Didier A. Vega-Oliveros, Moshé Cotacallapa, Leonardo N. Ferreira, Marcos Quiles, Liang Zhao, Elbert E. N. Macau, Manoel F. Cardoso

Network theory has established itself as an appropriate tool for complex systems analysis and pattern recognition. In the context of spatiotemporal data analysis, correlation networks are used in the vast majority of works. However, the Pearson correlation coefficient captures only linear relationships and does not correctly capture recurrent events. This missed information is essential for temporal pattern recognition. In this work, we propose a chronological network construction process that is capable of capturing various events. Similar to the previous methods, we divide the area of study into grid cells and represent them by nodes. In our approach, links are established if two consecutive events occur in two different nodes. Our method is computationally efficient, adaptable to different time windows and can be applied to any spatiotemporal data set. As a proof-of-concept, we evaluated the proposed approach by constructing chronological networks from the MODIS dataset for fire events in the Amazon basin. We explore two data analytic approaches: one static and another temporal. The results show some activity patterns on the fire events and a displacement phenomenon over the year. The validity of the analyses in this application indicates that our data modeling approach is very promising for spatio-temporal data mining.

SAC '19 Proceedings of the 34th ACM/SIGAPP Symposium on Applied Computing Pages 675-682.

Random walk in degree space and the time-dependent Watts-Strogatz model

H. L. Casa Grande, M. Cotacallapa, M. O. Hase

In this work, we propose a scheme that provides an analytical estimate for the time-dependent degree distribution of some networks. This scheme maps the problem into a random walk in degree space, and then we choose the paths that are responsible for the dominant contributions. The method is illustrated on the dynamical versions of the Erdős-Rényi and Watts-Strogatz graphs, which were introduced as static models in the original formulation. We have succeeded in obtaining an analytical form for the dynamics Watts-Strogatz model, which is asymptotically exact for some regimes.

Phys. Rev. E 95, 012321 (2017).

Epidemics in networks: a master equation approach

M. Cotacallapa and M. O. Hase

A problem closely related to epidemiology, where a subgraph of 'infected' links is defined inside a larger network, is investigated. This subgraph is generated from the underlying network by a random variable, which decides whether a link is able to propagate a disease/information. The relaxation timescale of this random variable is examined in both annealed and quenched limits, and the effectiveness of propagation of disease/information is analyzed. The dynamics of the model is governed by a master equation and two types of underlying network are considered: one is scale-free and the other has exponential degree distribution. We have shown that the relaxation timescale of the contagion variable has a major influence on the topology of the subgraph of infected links, which determines the efficiency of spreading of disease/information over the network.

Journal of Physics A: Mathematical and Theoretical 49, 065001 (2016).

Sentiment and Behavior Analysis of One Controversial American Individual on Twitter

J. Eliakin M. de Oliveira, M. Cotacallapa, Wilson Seron, Rafael D. C. dos Santos, Marcos G. Quiles

Social media is a convenient tool for expressing ideas and a powerful means for opinion formation.
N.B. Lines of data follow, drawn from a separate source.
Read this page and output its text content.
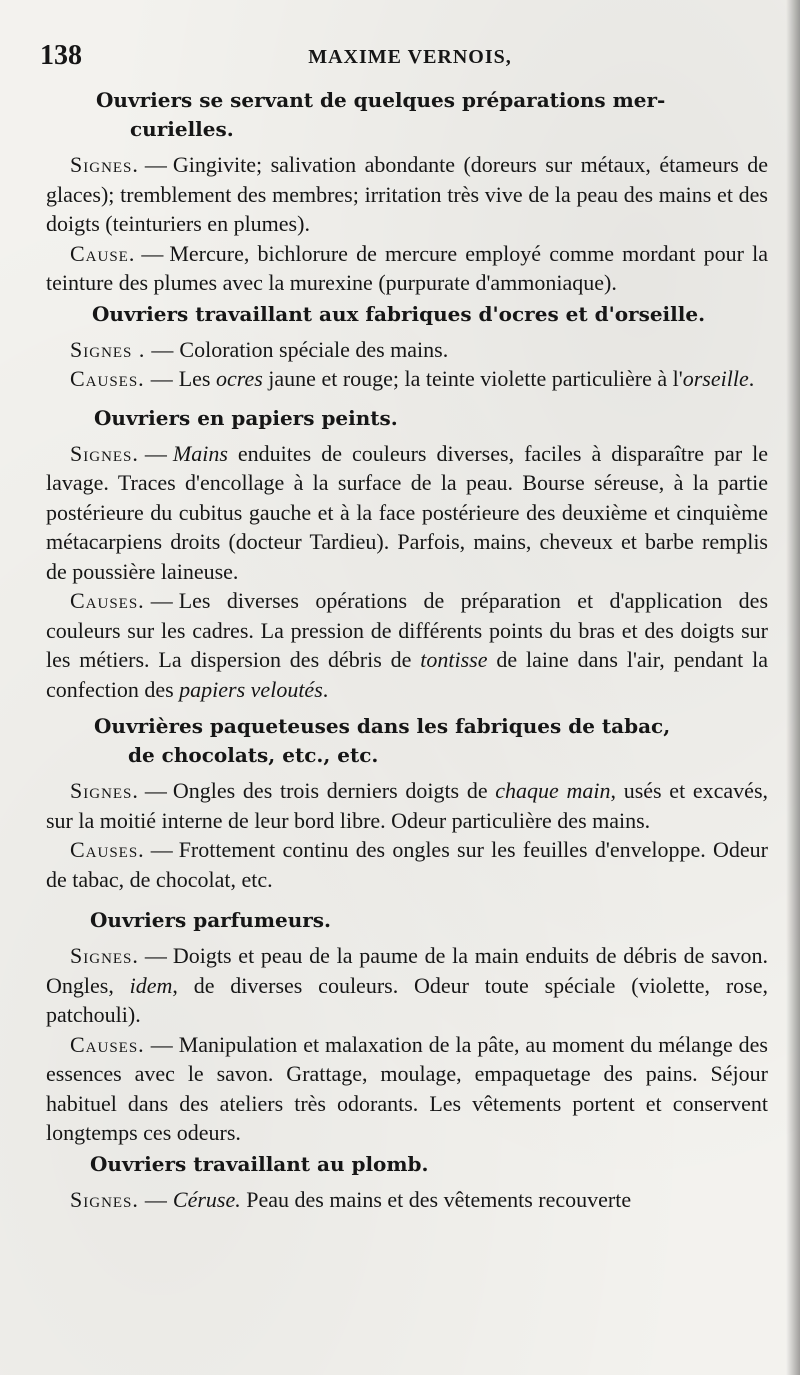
138	MAXIME VERNOIS,
Ouvriers se servant de quelques préparations mer-
curielles.

Signes. — Gingivite; salivation abondante (doreurs sur métaux, étameurs de glaces); tremblement des membres; irritation très vive de la peau des mains et des doigts (teinturiers en plumes).

Cause. — Mercure, bichlorure de mercure employé comme mordant pour la teinture des plumes avec la murexine (purpurate d'ammoniaque).

Ouvriers travaillant aux fabriques d'ocres et d'orseille.

Signes . — Coloration spéciale des mains.

Causes. — Les ocres jaune et rouge; la teinte violette particulière à l'orseille.

Ouvriers en papiers peints.

Signes. — Mains enduites de couleurs diverses, faciles à disparaître par le lavage. Traces d'encollage à la surface de la peau. Bourse séreuse, à la partie postérieure du cubitus gauche et à la face postérieure des deuxième et cinquième métacarpiens droits (docteur Tardieu). Parfois, mains, cheveux et barbe remplis de poussière laineuse.

Causes. — Les diverses opérations de préparation et d'application des couleurs sur les cadres. La pression de différents points du bras et des doigts sur les métiers. La dispersion des débris de tontisse de laine dans l'air, pendant la confection des papiers veloutés.

Ouvrières paqueteuses dans les fabriques de tabac,
de chocolats, etc., etc.

Signes. — Ongles des trois derniers doigts de chaque main, usés et excavés, sur la moitié interne de leur bord libre. Odeur particulière des mains.

Causes. — Frottement continu des ongles sur les feuilles d'enveloppe. Odeur de tabac, de chocolat, etc.

Ouvriers parfumeurs.

Signes. — Doigts et peau de la paume de la main enduits de débris de savon. Ongles, idem, de diverses couleurs. Odeur toute spéciale (violette, rose, patchouli).

Causes. — Manipulation et malaxation de la pâte, au moment du mélange des essences avec le savon. Grattage, moulage, empaquetage des pains. Séjour habituel dans des ateliers très odorants. Les vêtements portent et conservent longtemps ces odeurs.

Ouvriers travaillant au plomb.

Signes. — Céruse. Peau des mains et des vêtements recouverte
In this paper, we apply sentiment analysis and machine learning techniques to study a controversial American individual on Twitter., aiming to grasp temporal patterns of opinion changes and the geographical distribution of sentiments (positive, neutral or negative), in the American territory. Specifically, we choose the American TV presenter and candidate for the Republican party nomination, Donald J. Trump. The results acquired aim to elucidate some interesting points about the data, such as: what is the distribution of users considering a match between their sentiment and their relevance? Which clusters can we get from the temporal data of each state? How is the distribution of sentiments, before and after, the first two Republican party debates?

Lecture Notes in Computer Science. 1ed.: Springer International Publishing v. 9948, p. 509-518 (2016).